Pattern discovery in Data Mining (iv) Pattern evaluation (Pattern Evaluation)

Source: Internet
Author: User
Introduction to Pattern evaluation

Pattern evaluation refers to a truly interesting pattern of identifying the knowledge represented by a measure of interest.

The strong rules we get from the Support-confidence Association rule Mining framework before are not necessarily interesting, so it's not enough to conduct a pattern evaluation, even in some cases, even commonly used lift and chi-square Measures also has no good effect.

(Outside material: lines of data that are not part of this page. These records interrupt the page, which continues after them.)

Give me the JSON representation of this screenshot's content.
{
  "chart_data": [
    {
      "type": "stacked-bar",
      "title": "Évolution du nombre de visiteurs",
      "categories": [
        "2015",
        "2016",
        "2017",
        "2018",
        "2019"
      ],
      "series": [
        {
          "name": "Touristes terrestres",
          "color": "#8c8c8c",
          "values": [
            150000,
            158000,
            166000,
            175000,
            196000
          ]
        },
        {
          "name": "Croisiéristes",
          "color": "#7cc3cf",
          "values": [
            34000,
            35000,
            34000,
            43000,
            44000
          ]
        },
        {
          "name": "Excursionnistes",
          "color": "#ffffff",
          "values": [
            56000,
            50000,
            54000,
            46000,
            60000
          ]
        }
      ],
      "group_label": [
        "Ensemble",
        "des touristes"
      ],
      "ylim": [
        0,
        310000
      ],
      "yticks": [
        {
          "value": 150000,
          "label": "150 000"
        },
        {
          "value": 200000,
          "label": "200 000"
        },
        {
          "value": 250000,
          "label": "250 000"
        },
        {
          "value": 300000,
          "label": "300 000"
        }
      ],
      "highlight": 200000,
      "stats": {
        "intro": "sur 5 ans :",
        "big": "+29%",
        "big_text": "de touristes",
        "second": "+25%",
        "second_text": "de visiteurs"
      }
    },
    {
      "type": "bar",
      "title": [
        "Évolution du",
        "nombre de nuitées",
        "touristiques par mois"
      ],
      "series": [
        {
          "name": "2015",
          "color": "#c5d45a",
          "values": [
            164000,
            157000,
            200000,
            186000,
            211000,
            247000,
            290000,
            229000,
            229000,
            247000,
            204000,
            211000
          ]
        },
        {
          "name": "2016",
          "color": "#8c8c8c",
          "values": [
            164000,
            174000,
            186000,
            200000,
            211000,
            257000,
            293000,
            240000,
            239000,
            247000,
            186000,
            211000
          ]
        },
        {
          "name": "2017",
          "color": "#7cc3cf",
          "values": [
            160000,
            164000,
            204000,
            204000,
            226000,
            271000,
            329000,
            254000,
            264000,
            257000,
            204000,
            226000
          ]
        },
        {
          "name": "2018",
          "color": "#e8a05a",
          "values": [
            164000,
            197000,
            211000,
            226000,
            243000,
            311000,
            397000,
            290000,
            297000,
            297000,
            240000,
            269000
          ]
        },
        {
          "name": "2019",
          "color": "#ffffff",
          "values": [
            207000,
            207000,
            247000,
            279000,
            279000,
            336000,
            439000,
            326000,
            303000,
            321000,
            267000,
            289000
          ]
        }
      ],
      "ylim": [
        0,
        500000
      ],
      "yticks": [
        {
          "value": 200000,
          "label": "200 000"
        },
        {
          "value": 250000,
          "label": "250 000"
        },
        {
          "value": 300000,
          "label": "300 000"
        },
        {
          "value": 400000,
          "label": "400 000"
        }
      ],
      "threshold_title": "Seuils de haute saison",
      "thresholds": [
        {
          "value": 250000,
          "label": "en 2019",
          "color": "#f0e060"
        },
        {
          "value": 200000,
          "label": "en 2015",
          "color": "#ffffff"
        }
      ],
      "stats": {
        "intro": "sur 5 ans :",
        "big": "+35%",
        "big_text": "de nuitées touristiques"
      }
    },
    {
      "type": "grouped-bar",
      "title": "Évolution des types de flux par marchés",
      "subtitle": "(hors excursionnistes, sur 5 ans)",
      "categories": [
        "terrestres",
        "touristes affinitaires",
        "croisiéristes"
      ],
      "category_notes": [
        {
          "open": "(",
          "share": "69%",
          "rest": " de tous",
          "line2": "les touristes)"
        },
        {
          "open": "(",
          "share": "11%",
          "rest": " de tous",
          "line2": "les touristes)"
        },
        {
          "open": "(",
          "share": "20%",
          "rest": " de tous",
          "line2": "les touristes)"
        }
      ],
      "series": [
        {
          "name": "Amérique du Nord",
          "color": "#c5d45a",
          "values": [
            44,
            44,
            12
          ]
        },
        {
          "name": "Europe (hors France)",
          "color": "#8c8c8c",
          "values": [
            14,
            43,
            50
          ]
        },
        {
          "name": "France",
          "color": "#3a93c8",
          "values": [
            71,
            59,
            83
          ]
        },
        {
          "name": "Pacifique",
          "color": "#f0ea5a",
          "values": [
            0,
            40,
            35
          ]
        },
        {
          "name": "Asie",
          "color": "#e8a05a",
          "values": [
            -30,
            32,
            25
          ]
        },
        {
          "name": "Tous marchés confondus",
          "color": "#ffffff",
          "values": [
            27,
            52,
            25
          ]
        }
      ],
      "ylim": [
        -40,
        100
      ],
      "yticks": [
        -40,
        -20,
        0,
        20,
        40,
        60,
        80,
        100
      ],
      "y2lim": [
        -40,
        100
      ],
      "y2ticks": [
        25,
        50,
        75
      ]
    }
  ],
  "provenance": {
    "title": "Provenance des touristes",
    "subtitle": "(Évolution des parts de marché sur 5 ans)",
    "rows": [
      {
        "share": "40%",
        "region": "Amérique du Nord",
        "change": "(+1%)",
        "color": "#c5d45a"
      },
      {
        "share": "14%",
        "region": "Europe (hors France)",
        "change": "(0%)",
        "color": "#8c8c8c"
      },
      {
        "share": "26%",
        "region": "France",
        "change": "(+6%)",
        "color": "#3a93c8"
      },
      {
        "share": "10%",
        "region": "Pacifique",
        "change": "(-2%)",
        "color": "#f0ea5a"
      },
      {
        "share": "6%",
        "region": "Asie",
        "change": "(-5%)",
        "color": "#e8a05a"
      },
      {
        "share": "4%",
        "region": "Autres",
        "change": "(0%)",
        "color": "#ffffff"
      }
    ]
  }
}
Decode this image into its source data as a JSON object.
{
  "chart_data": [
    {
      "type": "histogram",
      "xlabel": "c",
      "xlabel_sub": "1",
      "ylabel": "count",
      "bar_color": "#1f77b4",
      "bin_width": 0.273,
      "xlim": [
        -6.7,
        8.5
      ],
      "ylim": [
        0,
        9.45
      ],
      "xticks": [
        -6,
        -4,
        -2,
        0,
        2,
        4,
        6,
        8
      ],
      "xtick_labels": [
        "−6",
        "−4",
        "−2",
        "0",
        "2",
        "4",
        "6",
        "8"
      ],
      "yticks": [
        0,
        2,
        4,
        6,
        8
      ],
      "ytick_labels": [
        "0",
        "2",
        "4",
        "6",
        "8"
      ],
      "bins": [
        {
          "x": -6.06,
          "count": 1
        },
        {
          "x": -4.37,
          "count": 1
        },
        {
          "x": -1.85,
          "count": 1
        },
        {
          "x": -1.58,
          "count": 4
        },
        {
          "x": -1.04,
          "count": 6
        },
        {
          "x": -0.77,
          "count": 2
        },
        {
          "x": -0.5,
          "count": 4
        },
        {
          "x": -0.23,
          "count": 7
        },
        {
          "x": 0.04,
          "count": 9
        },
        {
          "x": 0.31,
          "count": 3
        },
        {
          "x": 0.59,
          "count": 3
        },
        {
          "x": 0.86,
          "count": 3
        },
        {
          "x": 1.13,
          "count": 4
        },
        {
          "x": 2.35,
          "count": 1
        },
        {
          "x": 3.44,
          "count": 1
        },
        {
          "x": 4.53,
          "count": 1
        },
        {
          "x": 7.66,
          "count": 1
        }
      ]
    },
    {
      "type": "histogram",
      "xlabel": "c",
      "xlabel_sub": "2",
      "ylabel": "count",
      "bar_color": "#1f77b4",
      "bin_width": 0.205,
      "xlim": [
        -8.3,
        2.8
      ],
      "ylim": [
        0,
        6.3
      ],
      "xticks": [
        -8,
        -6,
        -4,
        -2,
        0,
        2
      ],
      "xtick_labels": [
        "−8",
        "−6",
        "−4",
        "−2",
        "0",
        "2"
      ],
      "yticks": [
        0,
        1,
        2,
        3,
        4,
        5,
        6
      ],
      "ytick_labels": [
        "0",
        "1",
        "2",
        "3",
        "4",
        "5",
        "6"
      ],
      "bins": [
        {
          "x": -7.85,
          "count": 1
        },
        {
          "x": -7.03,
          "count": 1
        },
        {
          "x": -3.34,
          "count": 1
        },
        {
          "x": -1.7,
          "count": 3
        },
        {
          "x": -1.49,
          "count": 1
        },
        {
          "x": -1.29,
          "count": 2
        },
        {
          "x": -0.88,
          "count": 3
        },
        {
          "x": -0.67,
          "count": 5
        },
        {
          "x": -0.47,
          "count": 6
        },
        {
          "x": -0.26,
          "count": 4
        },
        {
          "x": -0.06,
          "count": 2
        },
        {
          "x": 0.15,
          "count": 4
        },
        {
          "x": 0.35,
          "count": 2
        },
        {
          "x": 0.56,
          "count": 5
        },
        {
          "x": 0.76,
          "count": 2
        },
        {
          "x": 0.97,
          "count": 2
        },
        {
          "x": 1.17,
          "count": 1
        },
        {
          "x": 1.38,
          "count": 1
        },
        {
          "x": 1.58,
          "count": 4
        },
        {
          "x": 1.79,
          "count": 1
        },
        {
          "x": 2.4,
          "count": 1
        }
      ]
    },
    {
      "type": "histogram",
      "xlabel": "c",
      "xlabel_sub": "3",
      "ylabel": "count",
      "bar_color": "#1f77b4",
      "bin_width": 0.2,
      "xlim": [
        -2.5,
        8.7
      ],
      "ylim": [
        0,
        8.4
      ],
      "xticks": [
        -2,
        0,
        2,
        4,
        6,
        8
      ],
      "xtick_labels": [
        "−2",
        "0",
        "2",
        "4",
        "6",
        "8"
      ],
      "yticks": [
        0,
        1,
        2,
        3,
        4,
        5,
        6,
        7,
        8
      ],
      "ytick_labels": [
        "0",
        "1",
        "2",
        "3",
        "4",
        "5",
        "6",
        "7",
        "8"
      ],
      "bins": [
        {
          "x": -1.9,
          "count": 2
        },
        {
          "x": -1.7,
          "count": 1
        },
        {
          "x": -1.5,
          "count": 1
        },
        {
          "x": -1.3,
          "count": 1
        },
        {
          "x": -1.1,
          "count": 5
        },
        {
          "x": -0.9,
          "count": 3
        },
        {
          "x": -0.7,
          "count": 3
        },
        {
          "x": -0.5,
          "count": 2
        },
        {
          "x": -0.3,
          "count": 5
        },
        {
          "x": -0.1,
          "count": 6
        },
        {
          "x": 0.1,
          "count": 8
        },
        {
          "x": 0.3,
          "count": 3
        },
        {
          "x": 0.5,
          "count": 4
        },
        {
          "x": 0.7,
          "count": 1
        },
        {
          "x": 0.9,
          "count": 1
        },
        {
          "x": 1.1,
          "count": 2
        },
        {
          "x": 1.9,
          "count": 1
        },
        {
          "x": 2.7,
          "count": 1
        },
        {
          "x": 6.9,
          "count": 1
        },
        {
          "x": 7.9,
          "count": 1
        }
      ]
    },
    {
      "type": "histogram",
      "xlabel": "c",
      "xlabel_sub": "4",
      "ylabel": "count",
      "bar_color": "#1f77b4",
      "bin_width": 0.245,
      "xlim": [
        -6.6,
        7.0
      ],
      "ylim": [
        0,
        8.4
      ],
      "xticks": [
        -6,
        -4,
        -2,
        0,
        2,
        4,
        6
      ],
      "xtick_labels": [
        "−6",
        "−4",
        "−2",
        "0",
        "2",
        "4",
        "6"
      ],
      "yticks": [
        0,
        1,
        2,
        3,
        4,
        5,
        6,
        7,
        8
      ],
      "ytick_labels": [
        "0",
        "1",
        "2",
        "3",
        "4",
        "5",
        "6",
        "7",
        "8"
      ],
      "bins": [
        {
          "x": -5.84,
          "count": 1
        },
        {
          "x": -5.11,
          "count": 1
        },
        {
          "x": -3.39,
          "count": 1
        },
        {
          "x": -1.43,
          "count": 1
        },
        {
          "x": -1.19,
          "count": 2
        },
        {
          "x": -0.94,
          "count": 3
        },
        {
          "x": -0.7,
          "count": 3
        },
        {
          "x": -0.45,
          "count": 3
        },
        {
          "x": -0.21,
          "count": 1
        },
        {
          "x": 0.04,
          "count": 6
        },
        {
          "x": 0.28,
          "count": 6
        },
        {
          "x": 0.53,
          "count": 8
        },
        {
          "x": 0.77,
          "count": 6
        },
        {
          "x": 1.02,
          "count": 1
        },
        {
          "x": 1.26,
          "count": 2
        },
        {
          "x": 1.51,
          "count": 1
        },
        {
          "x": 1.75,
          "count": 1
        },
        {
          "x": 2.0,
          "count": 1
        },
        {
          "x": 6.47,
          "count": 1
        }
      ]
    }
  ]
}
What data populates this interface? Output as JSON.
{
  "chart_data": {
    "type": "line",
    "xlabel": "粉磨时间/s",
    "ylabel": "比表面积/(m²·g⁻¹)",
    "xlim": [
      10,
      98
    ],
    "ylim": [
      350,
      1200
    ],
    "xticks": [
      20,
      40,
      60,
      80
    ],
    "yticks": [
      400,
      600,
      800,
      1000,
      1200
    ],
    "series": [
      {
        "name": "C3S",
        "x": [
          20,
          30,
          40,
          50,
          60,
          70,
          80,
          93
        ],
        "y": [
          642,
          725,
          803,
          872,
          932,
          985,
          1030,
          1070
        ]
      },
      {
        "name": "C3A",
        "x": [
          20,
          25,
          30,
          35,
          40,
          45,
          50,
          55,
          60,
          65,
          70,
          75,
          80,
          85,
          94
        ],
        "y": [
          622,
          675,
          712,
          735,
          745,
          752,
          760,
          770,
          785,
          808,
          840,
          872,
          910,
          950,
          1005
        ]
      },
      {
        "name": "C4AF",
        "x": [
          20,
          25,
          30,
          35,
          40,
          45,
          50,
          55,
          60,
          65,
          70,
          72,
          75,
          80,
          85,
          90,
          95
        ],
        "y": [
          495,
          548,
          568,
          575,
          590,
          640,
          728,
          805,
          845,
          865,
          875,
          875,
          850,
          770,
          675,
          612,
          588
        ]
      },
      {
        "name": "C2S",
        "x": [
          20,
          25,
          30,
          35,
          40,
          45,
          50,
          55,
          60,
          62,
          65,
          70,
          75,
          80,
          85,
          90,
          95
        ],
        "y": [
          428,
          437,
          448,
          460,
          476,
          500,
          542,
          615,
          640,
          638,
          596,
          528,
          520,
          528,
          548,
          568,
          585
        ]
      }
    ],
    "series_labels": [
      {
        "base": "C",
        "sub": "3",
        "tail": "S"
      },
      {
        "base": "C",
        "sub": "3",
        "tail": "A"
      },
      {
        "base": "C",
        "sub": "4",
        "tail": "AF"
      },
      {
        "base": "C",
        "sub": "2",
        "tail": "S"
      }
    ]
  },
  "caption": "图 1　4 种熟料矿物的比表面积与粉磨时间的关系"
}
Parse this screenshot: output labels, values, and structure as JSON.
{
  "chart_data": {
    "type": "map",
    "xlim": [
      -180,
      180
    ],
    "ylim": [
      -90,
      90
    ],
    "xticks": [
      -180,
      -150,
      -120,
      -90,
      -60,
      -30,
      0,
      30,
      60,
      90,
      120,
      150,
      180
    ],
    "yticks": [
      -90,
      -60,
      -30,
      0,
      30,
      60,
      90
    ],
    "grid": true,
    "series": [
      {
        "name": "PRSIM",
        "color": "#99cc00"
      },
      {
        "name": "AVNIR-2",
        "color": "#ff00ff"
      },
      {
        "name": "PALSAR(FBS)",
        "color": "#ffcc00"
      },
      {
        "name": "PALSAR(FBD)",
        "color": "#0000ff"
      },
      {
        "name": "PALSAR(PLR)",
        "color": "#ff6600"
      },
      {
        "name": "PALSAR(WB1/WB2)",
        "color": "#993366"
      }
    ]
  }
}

This will introduce the concept of interest in pattern or rule evaluation, demonstrate the importance of null-invariance, and compare multiple interest measurements. Basic Concepts What kind of pattern is interesting

A pattern is interesting (interesting), it has the following characteristics: Easy to be understood in a certain degree of certainty, for new or test data is valid is potentially useful is novel

It is interesting if a pattern confirms some kind of hypothesis that the user is seeking to confirm. Interesting patterns represent knowledge that can be used for decision making. The objective measurement of two kinds of measurement of pattern interest degree
This measure is based on the structure of the discovered patterns and the statistics about them. For association rules that are shaped like x→y x\rightarrow y, an objective measure is the support level of the rule, which represents the percentage of transactions in the transaction database that satisfy the rule. Another objective measure is the confidence level (confidence), which evaluates the degree of certainty of the found rule. Association rules generally, each interest measure is associated with a threshold value that can be controlled by the user. Subjective independence
The subjective interest measure is based on the user's expectations of the data. This metric discovery pattern is interesting if they are unexpected (conflicting with the user's expectations) or provide vital information that the user can take action on. In the latter case, such a pattern is called actionable (actionable). The expected patterns may also be interesting if they confirm the assumptions the user wants to confirm or are similar to the user's hunch. Other interest measures include the accuracy and coverage of classification (If-then) rules.

Note: Here I say one more thing, after I took PDDM's course, I didn't quite understand what Professor Jiawei Han said. Many of the concepts are not very clear, so it is recommended that if possible, you can first see some of the basic fundamentals of data mining. Since the data on the pattern evaluation has not been searched, I have always thought that pattern evaluation is a model evaluation before I know the concepts clearly. limitations of the support confidence framework

Play−basketball→eat−cereal play-basketball \rightarrow eat-cereal [40%, 66.7%]
¬play−basketball→eat−cereal \neg play-basketball \rightarrow eat-cereal [35%, 87.5%]

If we rely solely on the association rules that support the confidence framework, we cannot easily come to an exact conclusion. This is the limitation of supporting the confidence framework. Lift and Chi-Square Measures Lift

Lift is used to judge the independence and relativity of events, and to a certain extent, it is very similar to the method of proving the independence of two events in probability theory. Its specific definition is as follows:

Lift (b,c) =c (b→c) s (c) =s (B∪C) s (B) XS (c) lift (b,c) ={c (b→c) \over s (c)}={s (b∪c) \over s (b) XS (c)}

Lift (b,c) =1 Lift (B, c) = 1:b and C are independent >1 > 1: Positive correlation <1: negative correlation

Example:

chi-square Measures

In mathematical notation, Chi is expressed as Χ\chi, and you can easily get it with Mathjax.

Χ2=∑observed−expectedexpectedχ^2=∑{observed−expected\over expected}

Χ2= (400−450) 2400

Contact Us

The content source of this page is from Internet, which doesn't represent Alibaba Cloud's opinion; products and services mentioned on that page don't have any relationship with Alibaba Cloud. If the content of the page makes you feel confusing, please write us an email, we will handle the problem within 5 days after receiving your email.

If you find any instances of plagiarism from the community, please send an email to: info-contact@alibabacloud.com and provide relevant evidence. A staff member will contact you within 5 working days.

A Free Trial That Lets You Build Big!

Start building with 50+ products and up to 12 months usage for Elastic Compute Service

  • Sales Support

    1 on 1 presale consultation

  • After-Sales Support

    24/7 Technical Support 6 Free Tickets per Quarter Faster Response

  • Alibaba Cloud offers highly flexible support services tailored to meet your exact needs.